Finished with their shopping, they drove back to Hyannis and then took the ferry across to Nantucket. They were to spend the weekend together on the small resort island.

That evening at the inn Joyce took Karin aside and handed her the letters and notes she had found in Karin’s bedside drawer. Until then Joyce had held her rage. Now she vented it, though coldly. Cool it, she ordered Karin. It was all right if she continued to see Dennis, but no more sex. That was over. If she learned that they were still going to bed together, she’d take steps to put an end to the situation, drastic steps if she had to.

But in front of Dennis, Joyce still did not mention her discovery, made no mention, either, of her order to Karin. She was pleasant and friendly and told them to go out and enjoy themselves. They did not. They went to Dennis’s room. Karin gave him back the letters, told him what Joyce had said. For more than an hour they debated the future, what they might do. They talked about Karin’s running away, about getting married, about her moving in with the Colemans, about Dennis’s becoming her guardian. It was something, they decided, they would look into as soon as they got back to Glastonbury. Then they made love; it was, according to Karin’s diary and to the markings she later made on the wall calendar in her room, where she noted such things, the fifth time they had gone to bed together.

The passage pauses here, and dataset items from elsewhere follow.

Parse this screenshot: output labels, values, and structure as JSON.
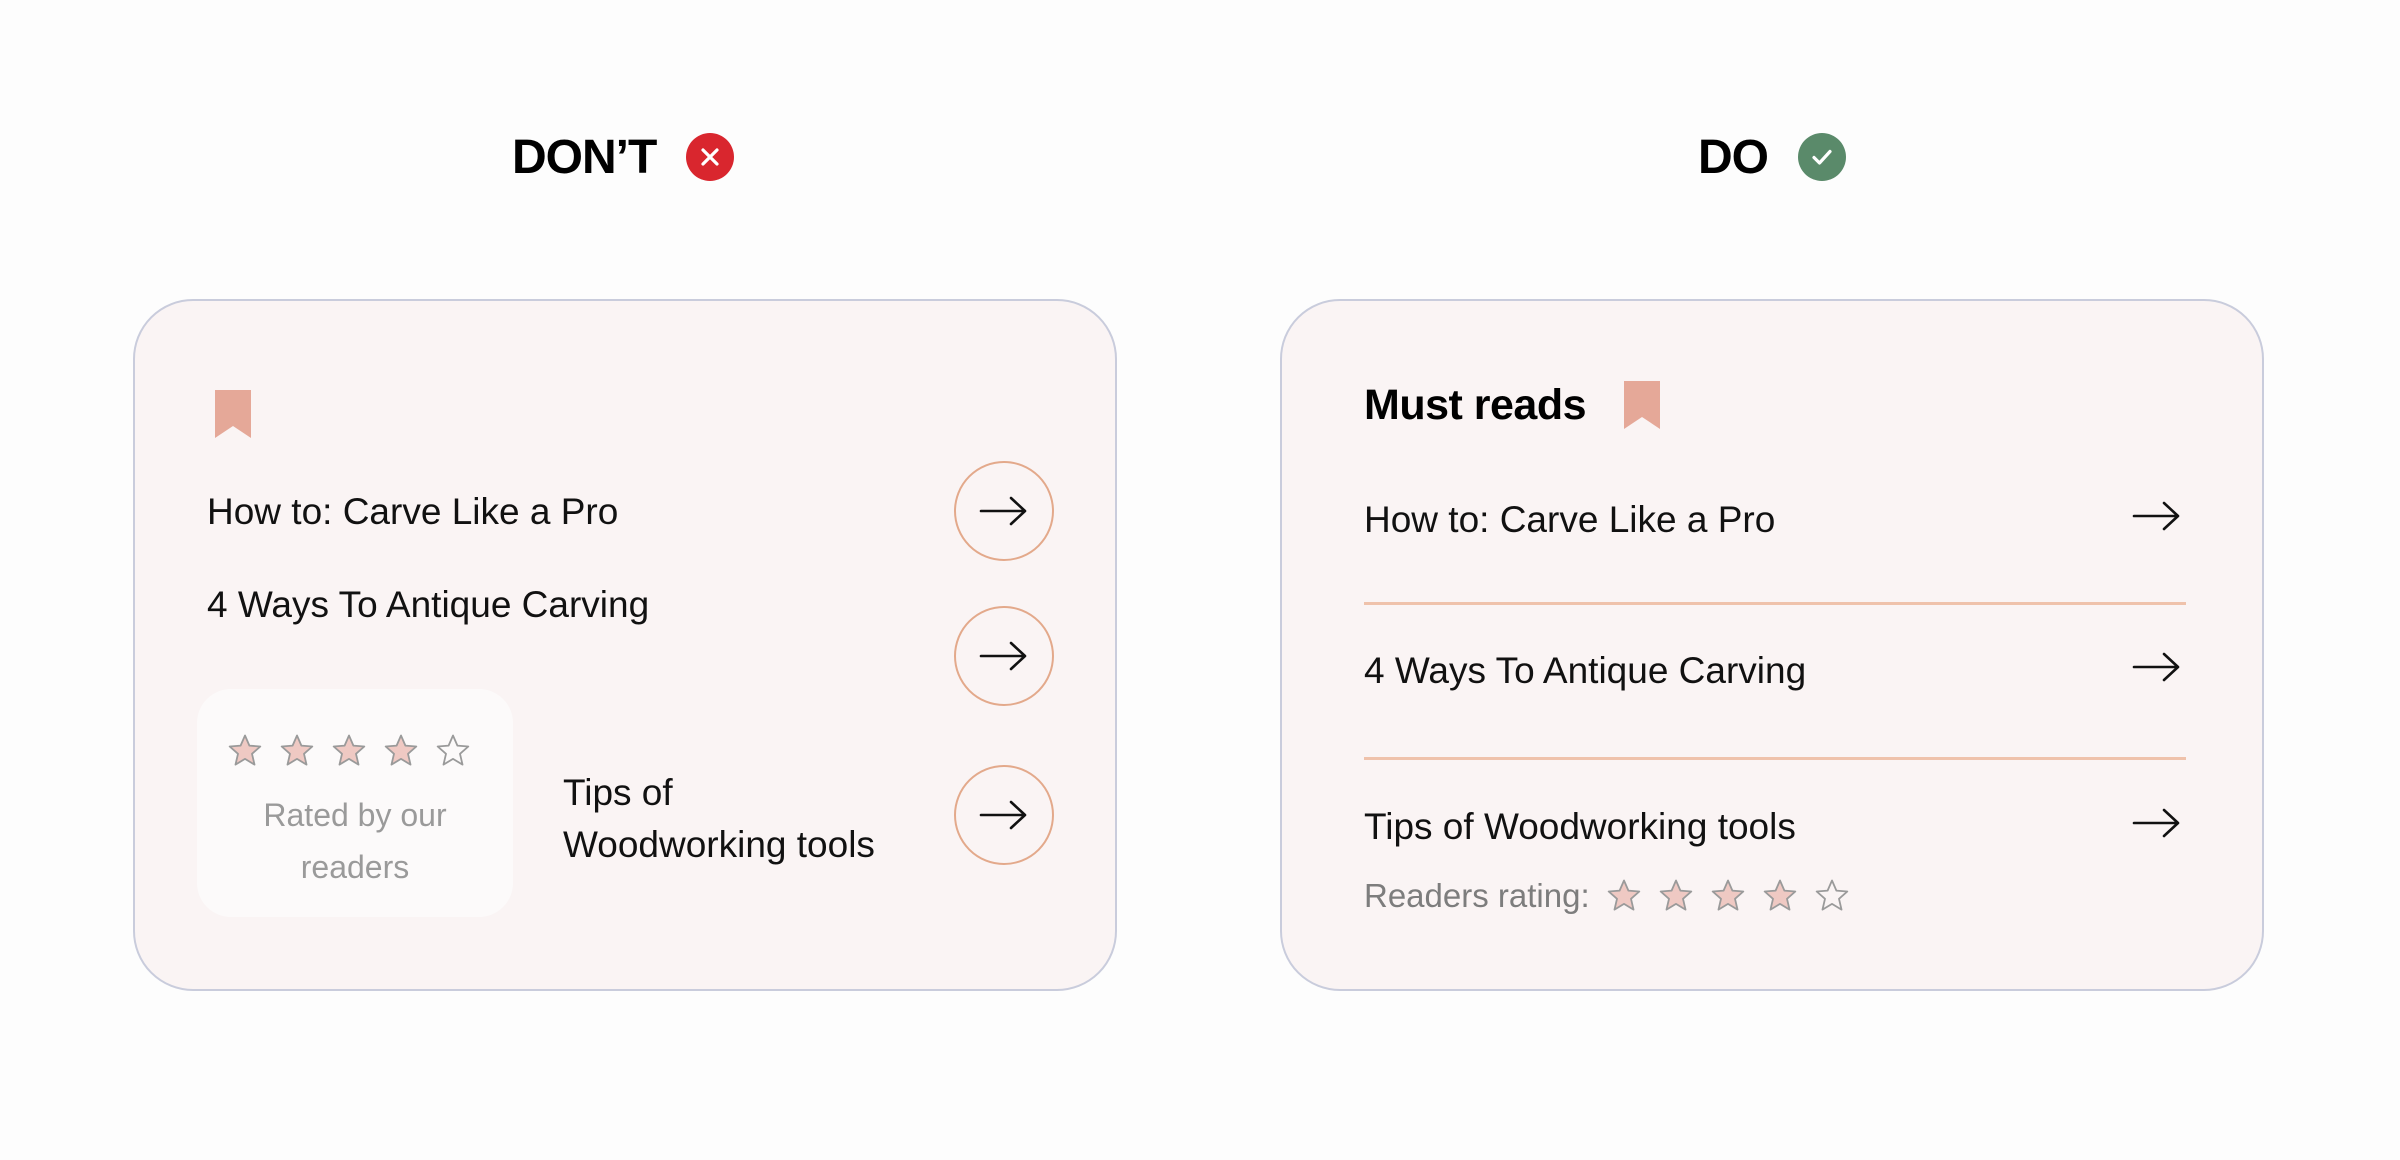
{
  "colors": {
    "error_red": "#d9262e",
    "success_green": "#5a8a6a",
    "accent_peach": "#e3a98b",
    "bookmark": "#e5a898",
    "star_fill": "#efc9c3"
  },
  "dont": {
    "heading": "DON’T",
    "badge_icon": "close-icon",
    "items": [
      {
        "label": "How to: Carve Like a Pro"
      },
      {
        "label": "4 Ways To Antique Carving"
      },
      {
        "label_line1": "Tips of",
        "label_line2": "Woodworking tools"
      }
    ],
    "rating": {
      "value": 4,
      "max": 5,
      "caption_line1": "Rated by our",
      "caption_line2": "readers"
    }
  },
  "do": {
    "heading": "DO",
    "badge_icon": "check-icon",
    "section_title": "Must reads",
    "items": [
      {
        "label": "How to: Carve Like a Pro"
      },
      {
        "label": "4 Ways To Antique Carving"
      },
      {
        "label": "Tips of Woodworking tools"
      }
    ],
    "rating": {
      "label": "Readers rating:",
      "value": 4,
      "max": 5
    }
  }
}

Through the rest of the stay Joyce did not again mention the letters or her threats. They were much together, went shopping often. Joyce was suddenly in a warm and generous mood. She bought Karin a nineteenth-century Victorian black jacket for eighty-one dollars, a full-length black velvet skirt for her trips to New York and a diamond ring with seven diamonds, one more than the ring Dennis had bought for her. One might say she was competing with Dennis for Karin, but of course she did not know about the other ring then, found out about it only later. Still, that element of competition was there, as it was always when someone who might offer a challenge to Joyce for Karin’s affection and loyalty appeared.

It was an idyll, a momentary respite. On the surface everything seemed calm, serene, no trouble. But underneath, the trouble was there. Perhaps the precipitating cause was Karin’s fear of what Joyce would ultimately do about her discovery of those letters and diaries left so carelessly in that bedside drawer. She would, being Joyce, do something. Karin was determined to find a way to stop her.